THE BIOGRAPHY OF CHICAGO’S MARINA CITY
Written by Steven Dahlman

Sad, strange tumbles from towers

With decidedly mixed results, people have jumped from the residential towers.

In the last days of the 1960s, a 25-year-old man, in what may have been a hazing stunt, jumped about 40 feet from the first parking level of the west tower into the icy Chicago River. He did this twice.

Edwardo Fortuna, who lived on Kenmore Avenue, told police he had been told by “club members” to jump in the river five times or face physical harm.
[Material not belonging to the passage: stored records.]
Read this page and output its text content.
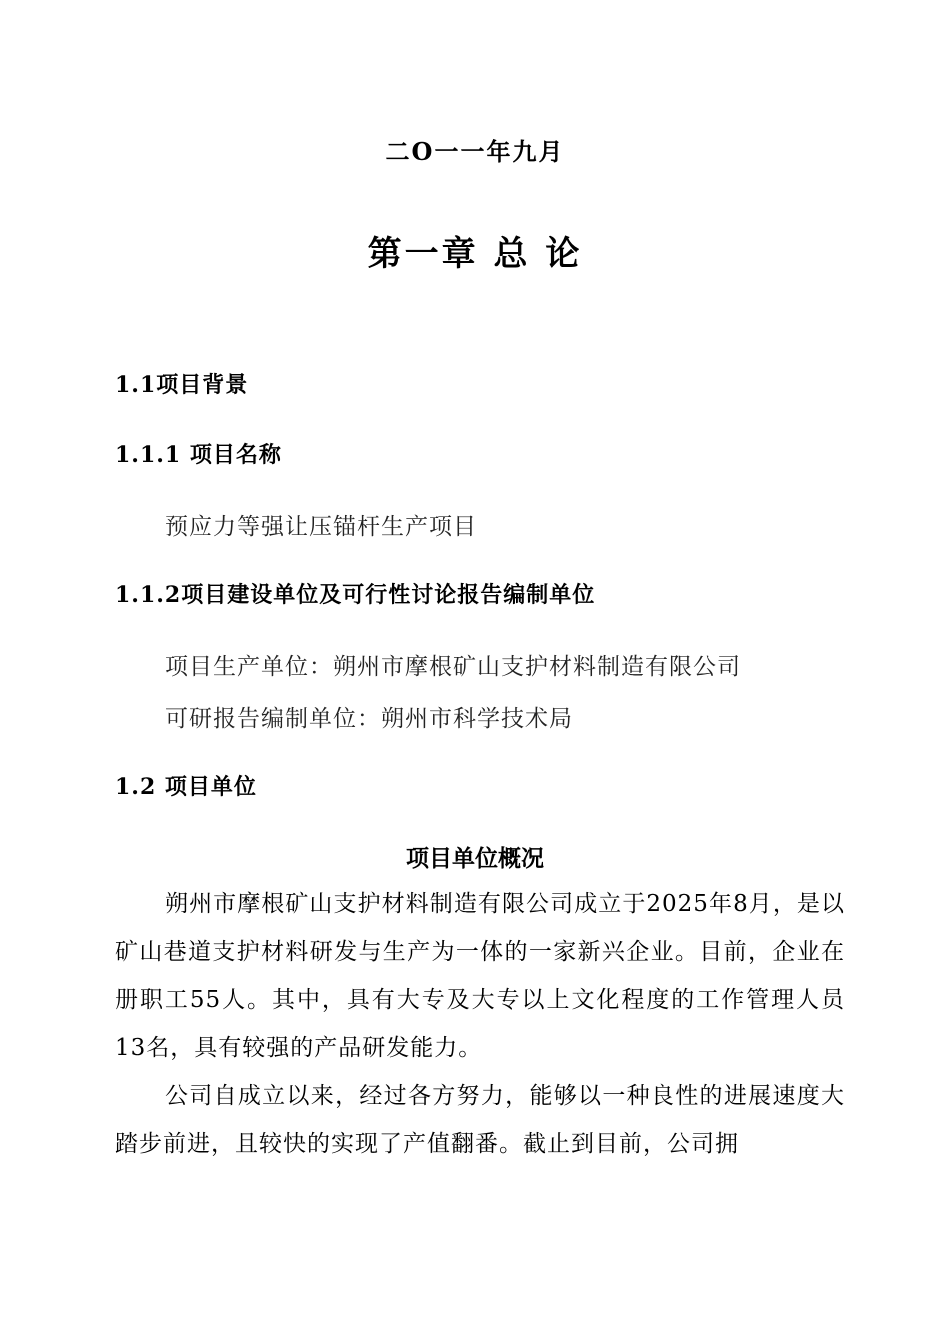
二O一一年九月
第一章 总 论
1.1项目背景
1.1.1 项目名称
预应力等强让压锚杆生产项目
1.1.2项目建设单位及可行性讨论报告编制单位
项目生产单位：朔州市摩根矿山支护材料制造有限公司
可研报告编制单位：朔州市科学技术局
1.2 项目单位
项目单位概况

朔州市摩根矿山支护材料制造有限公司成立于2025年8月，是以矿山巷道支护材料研发与生产为一体的一家新兴企业。目前，企业在册职工55人。其中，具有大专及大专以上文化程度的工作管理人员13名，具有较强的产品研发能力。

公司自成立以来，经过各方努力，能够以一种良性的进展速度大踏步前进，且较快的实现了产值翻番。截止到目前，公司拥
After the first jump, a Marina City employee found Fortuna back on the parking ramp. He was given dry clothes and asked to leave. But ten minutes later, Fortuna was being fished out of the river by Frank Chavez and Tommie Scott.

June Fleck was 39 years old and engaged to Martin Richards, age 36, who lived in the east tower. Sadly, on May 19, 1967, Fleck fell to her death from the balcony of Richards’ 50th floor apartment.

On June 20, 1973, Sandra Easton, a 42-year-old computer programmer said to be despondent over the death of her mother, fell from her apartment on the 52nd floor of the east tower. It was her second attempt. She fell through the canvas roof of the ice skating rink and landed on the surface of the rink. It’s unknown exactly what happened, but she reportedly had tried to do this two years earlier.

On January 10, 1976, a 25-year-old man, Kenneth Parvin, who was not a resident, fell from the 57th floor of one of the towers.